The Four Quadrants of the Johari Window Summarized:

  • “Open” (things known by self and others),
  • “Blind” (things known by others but unknown by self),
  • “Hidden / Facade” (things known by self but unknown by others), and
  • “Unknown” (things not known by either self or others).


Here is the visual representation:

Benefits


One immediate benefit of everyone knowing about this simple model of group dynamics is it quickly dispels the mistaken belief that we already know everything we need to know.


We clearly don’t.


The model is based on the premise that communication and trust in a team are enhanced when people are open and disclose important information about themselves and how they work.


It also shows the need for people to actively seek feedback from each other on their work.


Instead of assuming we know what others think, the Johari window promotes a curiosity about each other and the value of understanding diverse perspectives. It encourages empathy and active listening, enabling leaders and teams to foster stronger relationships.


These are the kind of ideas that could be seeded (and even grow) – simply by sharing this collaboration tool.



Johari Can Reveal Intentions and Impact


The Johari window is especially important in the hidden realms of intention and impact.


Our intentions are hidden from others unless we reveal them. So, we could intend to do something positive, like buy someone a present. That seems like a nice thing to do!


But if relations are tense, misinterpretations are more likely to happen. Your intention might be to offer a present as a gesture of goodwill, yet our intentions are hidden unless explicitly stated.


Even if we clearly express our intentions, the other person has their own lens through which they are interpreting our actions. How they interpret our actions determines, often times, how they are impacted by our actions.


Here’s the rub: the impact of someone’s behaviour is also hidden unless revealed by the person who is impacted.


So, in the case of you giving someone a present as a trust deposit, that present could easily be interpreted as an insult by the recipient if there’s not been a lot of trust until then (Why did you get me that present? What are you trying to tell me!).

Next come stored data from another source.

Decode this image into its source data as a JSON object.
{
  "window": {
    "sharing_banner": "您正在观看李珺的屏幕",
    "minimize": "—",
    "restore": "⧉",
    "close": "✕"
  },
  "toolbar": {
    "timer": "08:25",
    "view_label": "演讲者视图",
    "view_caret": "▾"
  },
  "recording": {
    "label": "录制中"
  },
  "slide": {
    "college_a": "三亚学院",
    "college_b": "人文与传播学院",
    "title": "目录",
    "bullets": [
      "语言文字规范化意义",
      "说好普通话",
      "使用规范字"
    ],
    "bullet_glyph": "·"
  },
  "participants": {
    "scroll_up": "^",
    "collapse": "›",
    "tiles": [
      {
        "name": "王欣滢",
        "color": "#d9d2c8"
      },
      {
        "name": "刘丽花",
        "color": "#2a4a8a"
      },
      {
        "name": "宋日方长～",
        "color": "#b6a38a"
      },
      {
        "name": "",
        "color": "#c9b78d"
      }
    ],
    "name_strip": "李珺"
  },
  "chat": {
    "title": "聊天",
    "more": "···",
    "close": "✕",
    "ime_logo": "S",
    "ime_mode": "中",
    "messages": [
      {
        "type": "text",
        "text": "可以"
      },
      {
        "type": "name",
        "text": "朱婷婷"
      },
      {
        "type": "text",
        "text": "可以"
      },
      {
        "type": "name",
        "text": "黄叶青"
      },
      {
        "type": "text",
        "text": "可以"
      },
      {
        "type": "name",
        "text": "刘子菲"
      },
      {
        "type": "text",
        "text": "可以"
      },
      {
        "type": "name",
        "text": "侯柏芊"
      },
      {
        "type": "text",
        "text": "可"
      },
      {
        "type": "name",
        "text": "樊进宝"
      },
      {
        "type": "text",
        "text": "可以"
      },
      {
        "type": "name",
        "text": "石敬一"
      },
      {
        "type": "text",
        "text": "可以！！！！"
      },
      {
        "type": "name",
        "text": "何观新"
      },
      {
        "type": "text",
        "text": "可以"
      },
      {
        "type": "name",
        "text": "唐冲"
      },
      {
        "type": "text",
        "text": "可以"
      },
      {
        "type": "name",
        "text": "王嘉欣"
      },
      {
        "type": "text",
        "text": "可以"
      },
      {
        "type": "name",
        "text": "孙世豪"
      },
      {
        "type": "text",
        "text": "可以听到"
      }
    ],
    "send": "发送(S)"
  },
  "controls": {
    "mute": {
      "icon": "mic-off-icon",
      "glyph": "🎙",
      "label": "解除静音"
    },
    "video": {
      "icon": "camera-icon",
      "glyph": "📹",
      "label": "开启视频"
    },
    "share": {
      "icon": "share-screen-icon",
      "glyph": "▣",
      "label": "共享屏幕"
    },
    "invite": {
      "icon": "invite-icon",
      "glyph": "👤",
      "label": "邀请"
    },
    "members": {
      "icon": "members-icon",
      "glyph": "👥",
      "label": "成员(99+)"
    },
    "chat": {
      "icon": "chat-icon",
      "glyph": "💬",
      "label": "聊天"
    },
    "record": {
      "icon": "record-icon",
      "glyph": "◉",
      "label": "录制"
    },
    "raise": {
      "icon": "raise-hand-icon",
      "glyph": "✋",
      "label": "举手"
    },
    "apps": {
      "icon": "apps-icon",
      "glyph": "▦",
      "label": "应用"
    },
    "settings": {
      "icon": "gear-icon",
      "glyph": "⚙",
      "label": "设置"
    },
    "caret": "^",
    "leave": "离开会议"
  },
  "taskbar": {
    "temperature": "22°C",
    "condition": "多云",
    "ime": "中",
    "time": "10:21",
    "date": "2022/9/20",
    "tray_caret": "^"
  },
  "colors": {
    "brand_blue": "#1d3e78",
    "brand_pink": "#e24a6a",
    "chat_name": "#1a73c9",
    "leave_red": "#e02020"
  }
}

Both perspectives are understandable from a limited perspective – without enough information!. Each perspective remains hidden to the other unless they communicate in both directions.


Create a Bigger Story


That’s why it’s so important to have open communication about both intentions and the impact. And the Johari window gives you the reasoning as to why that’s important. We need multiple perspectives.


Only then can the missing pieces of information be revealed to create a new, mutual story – a more comprehensive story that makes sense to both parties. Sharing perspectives takes into account information that was missing, that only that person knew.


Without sharing both intentions and impacts, sometimes repeatedly, we not only lose the opportunity to learn about each other, but we also lose the opportunity to dispel assumptions. Assumptions live in those unexpressed intentions and impacts.


We need open communication to dispel them. Otherwise, we create our narrow story, and then our support networks support our version of the story, further reinforcing our own perspectives. And, that’s because our supporters also did not have the missing information.


Fundamentally, the Johari window is based on two ideas:

  • trust can be built by revealing information about yourself to others, and
  • learning about yourself from feedback, is imperative for a growth mindset and healthy team dynamics.